Underway in Anaheim, Calif. now through Thursday is SIGGRAPH 2013, the 40th International Conference and Exhibition on Computer Graphics and Interactive Techniques. It’s a hotbed for tens of thousands of professionals to share advances in the field.
Microsoft Research is once again presenting a plethora of research advancements, and Principal Researcher Andy Wilson is one of the researchers presenting new work. It’s always inspiring to see what Wilson, who holds a doctorate from MIT, and leads the Natural Interaction Research group at Microsoft Research Redmond, and his team come up with.
First up is a hands-on demo of IllumiRoom, a proof of concept immersive living-room experience that projects visualizations onto the areas surrounding a television screen, previously presented in April during CHI 2013.
He is also presenting new work in the form of a project that pioneers techniques to embed unique information (such as serial numbers) inside 3-D printed objects readable by a terahertz scanner as a cost-effective alternative to adding external radio-frequency ID (RFID) tags, electronic chips, or bar codes. The paper, InfraStructs: Fabricating Information Inside Physical Objects for Imaging in the Terahertz Region, was co-authored with Karl Willis of Carnegie Mellon University who was an intern at Microsoft Research when the project was completed.

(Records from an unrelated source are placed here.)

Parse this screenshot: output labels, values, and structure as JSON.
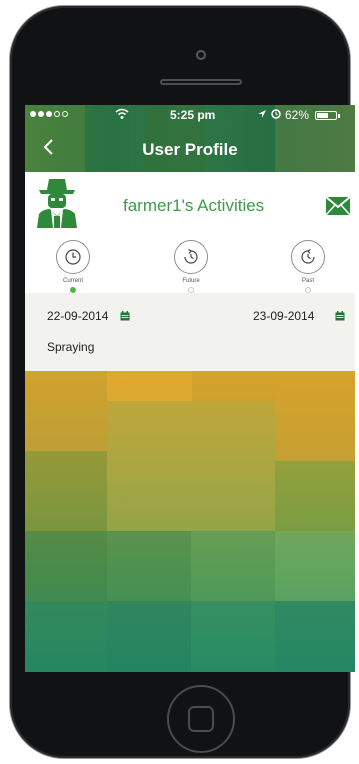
{
  "status_bar": {
    "time": "5:25 pm",
    "battery_percent": "62%",
    "battery_level": 0.62
  },
  "header": {
    "title": "User Profile"
  },
  "profile": {
    "activities_title": "farmer1's Activities"
  },
  "tabs": [
    {
      "label": "Current",
      "active": true
    },
    {
      "label": "Future",
      "active": false
    },
    {
      "label": "Past",
      "active": false
    }
  ],
  "activity": {
    "start_date": "22-09-2014",
    "end_date": "23-09-2014",
    "name": "Spraying"
  },
  "colors": {
    "accent_green": "#3d9a4a",
    "active_dot": "#58b04a",
    "date_bar_bg": "#f2f2ee"
  }
}
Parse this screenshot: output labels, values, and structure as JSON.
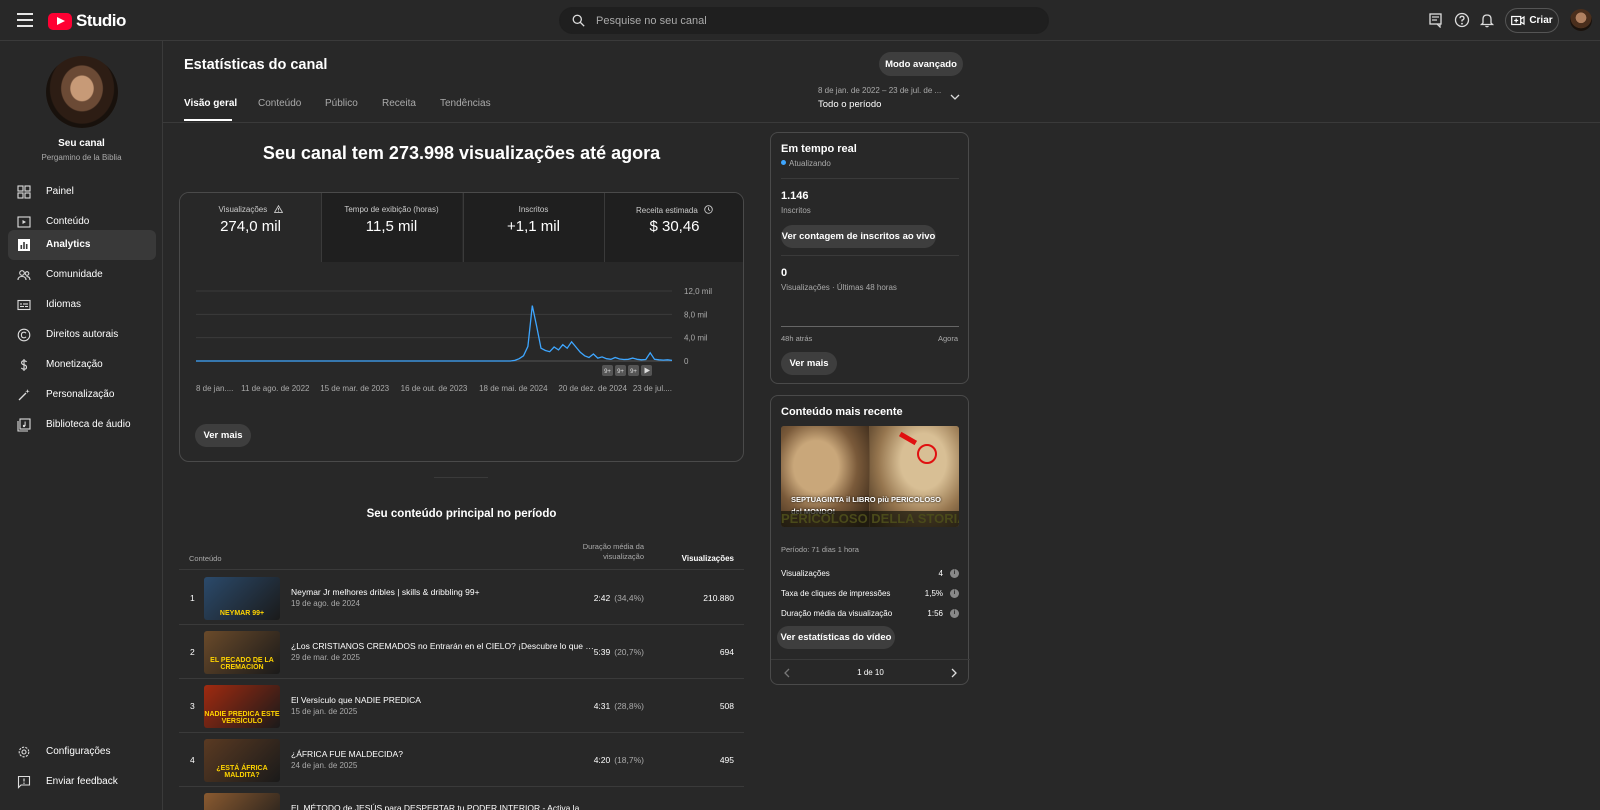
{
  "app": {
    "logo_text": "Studio",
    "brand_color": "#ff0033",
    "accent_color": "#3ea6ff"
  },
  "search": {
    "placeholder": "Pesquise no seu canal"
  },
  "topbar": {
    "create_label": "Criar"
  },
  "sidebar": {
    "channel_name": "Seu canal",
    "channel_handle": "Pergamino de la Biblia",
    "items": [
      {
        "label": "Painel",
        "icon": "dashboard-icon"
      },
      {
        "label": "Conteúdo",
        "icon": "content-icon"
      },
      {
        "label": "Analytics",
        "icon": "analytics-icon",
        "active": true
      },
      {
        "label": "Comunidade",
        "icon": "community-icon"
      },
      {
        "label": "Idiomas",
        "icon": "subtitles-icon"
      },
      {
        "label": "Direitos autorais",
        "icon": "copyright-icon"
      },
      {
        "label": "Monetização",
        "icon": "dollar-icon"
      },
      {
        "label": "Personalização",
        "icon": "magic-wand-icon"
      },
      {
        "label": "Biblioteca de áudio",
        "icon": "audio-library-icon"
      }
    ],
    "bottom_items": [
      {
        "label": "Configurações",
        "icon": "gear-icon"
      },
      {
        "label": "Enviar feedback",
        "icon": "feedback-icon"
      }
    ]
  },
  "page": {
    "title": "Estatísticas do canal",
    "advanced_mode": "Modo avançado",
    "tabs": [
      "Visão geral",
      "Conteúdo",
      "Público",
      "Receita",
      "Tendências"
    ],
    "active_tab": 0,
    "period_range": "8 de jan. de 2022 – 23 de jul. de ...",
    "period_label": "Todo o período",
    "headline": "Seu canal tem 273.998 visualizações até agora"
  },
  "metrics": [
    {
      "label": "Visualizações",
      "value": "274,0 mil",
      "icon": "warning-icon",
      "active": true
    },
    {
      "label": "Tempo de exibição (horas)",
      "value": "11,5 mil"
    },
    {
      "label": "Inscritos",
      "value": "+1,1 mil"
    },
    {
      "label": "Receita estimada",
      "value": "$ 30,46",
      "icon": "clock-icon"
    }
  ],
  "chart_data": {
    "type": "line",
    "series": [
      {
        "values": [
          0,
          0,
          0,
          0,
          0,
          0,
          0,
          0,
          0,
          0,
          0,
          0,
          0,
          0,
          0,
          0,
          0,
          0,
          0,
          0,
          0,
          0,
          0,
          0,
          0,
          0,
          0,
          0,
          0,
          0,
          0,
          0,
          0,
          0,
          0,
          0,
          0,
          0,
          0,
          0,
          0,
          0,
          0,
          0,
          0,
          0,
          0,
          0,
          0,
          0,
          0,
          0,
          0,
          0,
          0,
          0,
          0,
          0,
          0,
          0,
          0,
          0,
          0,
          0,
          0,
          0,
          0,
          0,
          0,
          0,
          0,
          0,
          0,
          100,
          400,
          900,
          2500,
          9500,
          6000,
          2200,
          1800,
          1600,
          2400,
          1900,
          2800,
          2200,
          3300,
          2400,
          1500,
          900,
          600,
          1200,
          500,
          700,
          400,
          300,
          600,
          350,
          250,
          300,
          500,
          300,
          200,
          250,
          1400,
          300,
          200,
          150,
          200,
          100
        ]
      }
    ],
    "x_labels": [
      "8 de jan....",
      "11 de ago. de 2022",
      "15 de mar. de 2023",
      "16 de out. de 2023",
      "18 de mai. de 2024",
      "20 de dez. de 2024",
      "23 de jul...."
    ],
    "y_ticks": [
      "12,0 mil",
      "8,0 mil",
      "4,0 mil",
      "0"
    ],
    "ylim": [
      0,
      12000
    ],
    "series_color": "#3ea6ff",
    "grid": true,
    "legend": "none"
  },
  "chart_controls": [
    "9+",
    "9+",
    "9+"
  ],
  "overview": {
    "see_more": "Ver mais"
  },
  "top_content": {
    "title": "Seu conteúdo principal no período",
    "col_content": "Conteúdo",
    "col_duration": "Duração média da visualização",
    "col_views": "Visualizações",
    "rows": [
      {
        "rank": "1",
        "title": "Neymar Jr melhores dribles | skills & dribbling 99+",
        "date": "19 de ago. de 2024",
        "duration": "2:42",
        "pct": "(34,4%)",
        "views": "210.880",
        "thumb_text": "NEYMAR 99+",
        "thumb_color": "#2b4a6b"
      },
      {
        "rank": "2",
        "title": "¿Los CRISTIANOS CREMADOS no Entrarán en el CIELO? ¡Descubre lo que dice la ...",
        "date": "29 de mar. de 2025",
        "duration": "5:39",
        "pct": "(20,7%)",
        "views": "694",
        "thumb_text": "EL PECADO DE LA CREMACIÓN",
        "thumb_color": "#6a4a2a"
      },
      {
        "rank": "3",
        "title": "El Versículo que NADIE PREDICA",
        "date": "15 de jan. de 2025",
        "duration": "4:31",
        "pct": "(28,8%)",
        "views": "508",
        "thumb_text": "NADIE PREDICA ESTE VERSÍCULO",
        "thumb_color": "#a02a10"
      },
      {
        "rank": "4",
        "title": "¿ÁFRICA FUE MALDECIDA?",
        "date": "24 de jan. de 2025",
        "duration": "4:20",
        "pct": "(18,7%)",
        "views": "495",
        "thumb_text": "¿ESTÁ ÁFRICA MALDITA?",
        "thumb_color": "#5a3a22"
      },
      {
        "rank": "5",
        "title": "EL MÉTODO de JESÚS para DESPERTAR tu PODER INTERIOR - Activa la GLÁNDU...",
        "date": "",
        "duration": "",
        "pct": "",
        "views": "",
        "thumb_text": "",
        "thumb_color": "#8a5a30"
      }
    ]
  },
  "realtime": {
    "title": "Em tempo real",
    "status": "Atualizando",
    "subscribers_value": "1.146",
    "subscribers_label": "Inscritos",
    "live_count_button": "Ver contagem de inscritos ao vivo",
    "views_value": "0",
    "views_label": "Visualizações · Últimas 48 horas",
    "axis_left": "48h atrás",
    "axis_right": "Agora",
    "see_more": "Ver mais"
  },
  "recent": {
    "title": "Conteúdo mais recente",
    "thumb_caption": "SEPTUAGINTA il LIBRO più PERICOLOSO del MONDO!",
    "thumb_banner": "PERICOLOSO DELLA STORIA",
    "period": "Período: 71 dias 1 hora",
    "stats": [
      {
        "label": "Visualizações",
        "value": "4"
      },
      {
        "label": "Taxa de cliques de impressões",
        "value": "1,5%"
      },
      {
        "label": "Duração média da visualização",
        "value": "1:56"
      }
    ],
    "video_stats_button": "Ver estatísticas do vídeo",
    "pager": "1 de 10"
  }
}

A few weeks ago, I wrote about how Windows 8.1 will have 3-D printing capabilities, which I think is a big deal and the research community obviously does as well.
Wilson is diving deeper into 3-D printing, which he says many people see as “simply as tools for rapid prototyping.” But Wilson and his team approach it as a research topic, in the form of the InfraStructs project, which brings terahertz scanning into 3-D manufacturing. And this is what opens up new possibilities for encoding information as part of the manufacturing process.